Deven earns a living by teaching Hindi language literatures to college students. As his true interest was in Urdu poetry, he jumps at the chance to meet the great Urdu poet, Nur. Under the advice of his friend Murad, an editor of a periodical devoted to Urdu literature, Deven procures a secondhand tape recorder so that he can help transcribe Urdu's early poetry, as well as conduct an interview or even write the memoirs of Nur. However, things do not happen as he expects them to.

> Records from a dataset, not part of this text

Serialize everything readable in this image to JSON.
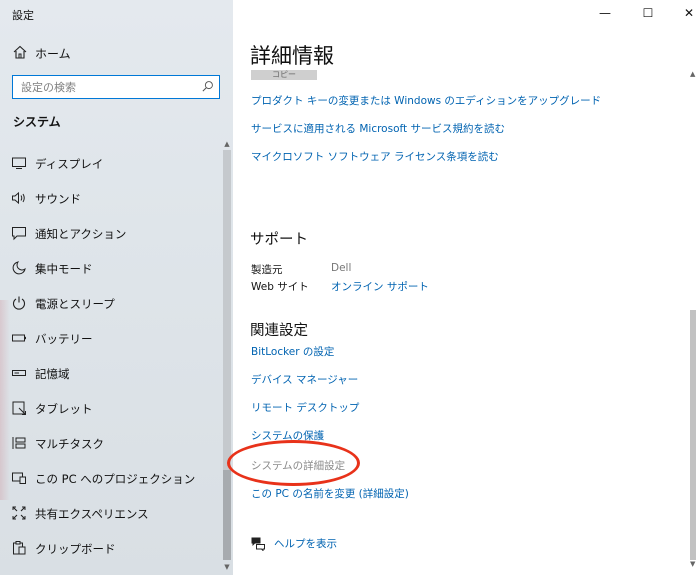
{
  "window": {
    "title": "設定",
    "controls": {
      "minimize": "—",
      "maximize": "☐",
      "close": "✕"
    }
  },
  "sidebar": {
    "home_label": "ホーム",
    "search_placeholder": "設定の検索",
    "section_heading": "システム",
    "items": [
      {
        "label": "ディスプレイ",
        "icon": "display-icon"
      },
      {
        "label": "サウンド",
        "icon": "speaker-icon"
      },
      {
        "label": "通知とアクション",
        "icon": "notification-icon"
      },
      {
        "label": "集中モード",
        "icon": "moon-icon"
      },
      {
        "label": "電源とスリープ",
        "icon": "power-icon"
      },
      {
        "label": "バッテリー",
        "icon": "battery-icon"
      },
      {
        "label": "記憶域",
        "icon": "storage-icon"
      },
      {
        "label": "タブレット",
        "icon": "tablet-icon"
      },
      {
        "label": "マルチタスク",
        "icon": "multitask-icon"
      },
      {
        "label": "この PC へのプロジェクション",
        "icon": "projection-icon"
      },
      {
        "label": "共有エクスペリエンス",
        "icon": "shared-experience-icon"
      },
      {
        "label": "クリップボード",
        "icon": "clipboard-icon"
      }
    ]
  },
  "main": {
    "title": "詳細情報",
    "partial_button": "コピー",
    "top_links": [
      "プロダクト キーの変更または Windows のエディションをアップグレード",
      "サービスに適用される Microsoft サービス規約を読む",
      "マイクロソフト ソフトウェア ライセンス条項を読む"
    ],
    "support": {
      "heading": "サポート",
      "manufacturer_label": "製造元",
      "manufacturer_value": "Dell",
      "website_label": "Web サイト",
      "website_value": "オンライン サポート"
    },
    "related": {
      "heading": "関連設定",
      "links": [
        "BitLocker の設定",
        "デバイス マネージャー",
        "リモート デスクトップ",
        "システムの保護",
        "システムの詳細設定",
        "この PC の名前を変更 (詳細設定)"
      ]
    },
    "help_label": "ヘルプを表示"
  },
  "colors": {
    "accent": "#0078d7",
    "link": "#0063b1",
    "highlight": "#e8321a"
  }
}
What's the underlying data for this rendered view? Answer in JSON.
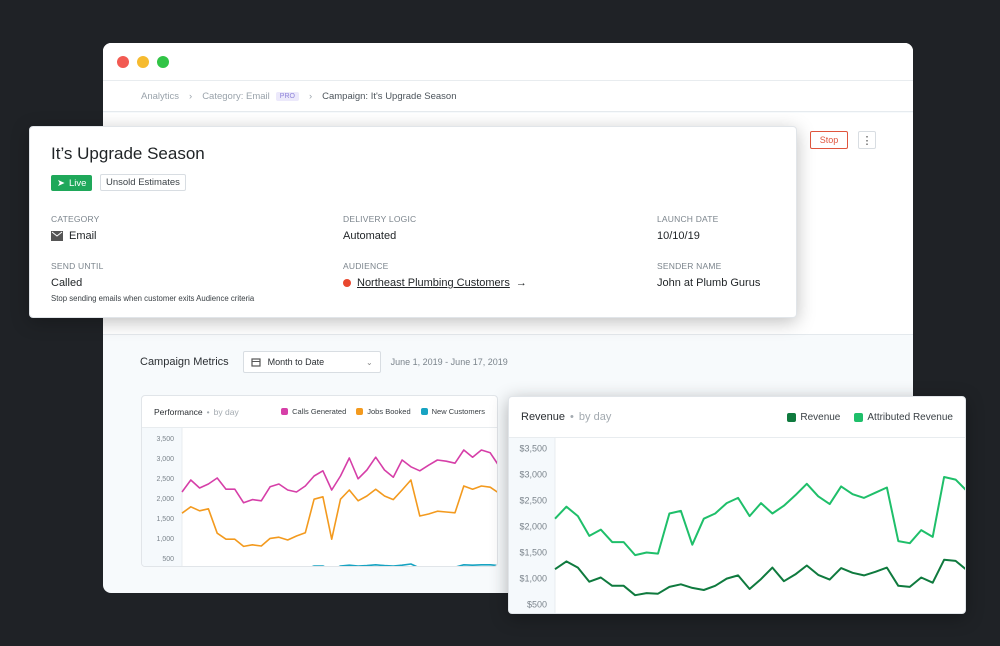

Devens' old friend Murad visits Deven unexpectedly with an offer for him to interview a great Urdu poet Nur Sahjahanabadi who lives in Chandni Chowk, Old Delhi for his magazine. Deven is fond of Urdu poetry. He accepts the offer. At first, he thinks that he is getting a chance to sit before a great Urdu poet but after reaching his house he notices the unbearable condition of Nur's house. When he meets Nur, he refuses to give an interview by saying that Urdu is now at its last stage and soon this beautiful language will not exist. But he shows some trust in Deven. But Deven gets annoyed by the condition of Nur's house and drops the idea of interviewing Nur. Murad again convinces him to interview Nur with the help of tape recorder so that it can be further used for audio learning by Urdu scholars. Deven, who is a poor lecturer, asks for money from the college for a tape recorder. He goes to a shop to buy, where the shopkeeper, Jain, offers him a second hand tape recorder. At first Deven refuses to purchase it but later Jain convinces him that it is a machine with good quality and his own nephew Chikua will help them to operate it while recording the interview. Unwillingly, Deven agrees to purchase it. Nur's first wife promises Deven that she can arrange a room for Deven if he gives her some money. Deven arranged the money for the payment to her by the college authority with the help of his colleague-cum-friend Siddiqui.
He then goes to Delhi with Chiku for recording, but he fails to record the interview. Now, he not only has no recording but also has to bear the expenses like payment demanded by poet, his wife, nephews of Jain, etc.

==Characters==

1. Deven Sharma – a Hindi professor in Mirpore in Lala Ram Lal Collège, who is tired of his mundane life. He loves Urdu and is a hero-worshiper to Nur, a famous Urdu poet. He also gets the opportunity to meet Nur. He is very naive and seems to live in a world of his own, full of innocence and childhood dreams which gets him in a vulnerable zone. Too simple thus usually manipulated.
2. Nur Shahjenabadi – a famous Urdu poet who laments the loss of a beautiful language(Urdu), and thereby a culture. He is a man of age and experience. He lives in misery and confusion as both his wives are constantly involved in a rivalry.
3. Murad – a cold and calculating friend of Deven who owns a publishing house in Delhi (editor of Awaaz). He exploits Deven and deceives him throughout the novel. He is a bully and is very selfish but a rich kid (of sorts) which gives him an upper hand against Deven, the son of an impoverished widow .
4. Siddiqui – Deven's fellow lecturer of Urdu, is a figure of the decline of the language and culture for which he stands.
5. Imtiaz – Nur's second wife; she is a jealous and calculating woman who is trying to steal the limelight off Nur. She is hungry for fame and wealth.
6. Sarla – Deven's wife; she seems to be controlling Deven. She has some (smallish) dreams of refrigerators and household help thereby her marital life is not a happy one.

==Film==

The 1993 film adaptation of the novel by Merchant Ivory Productions In Custody was directed by Ismail Merchant, with a screenplay by Shahrukh Husain. It stars the noted actors Shashi Kapoor, Shabana Azmi, and Om Puri.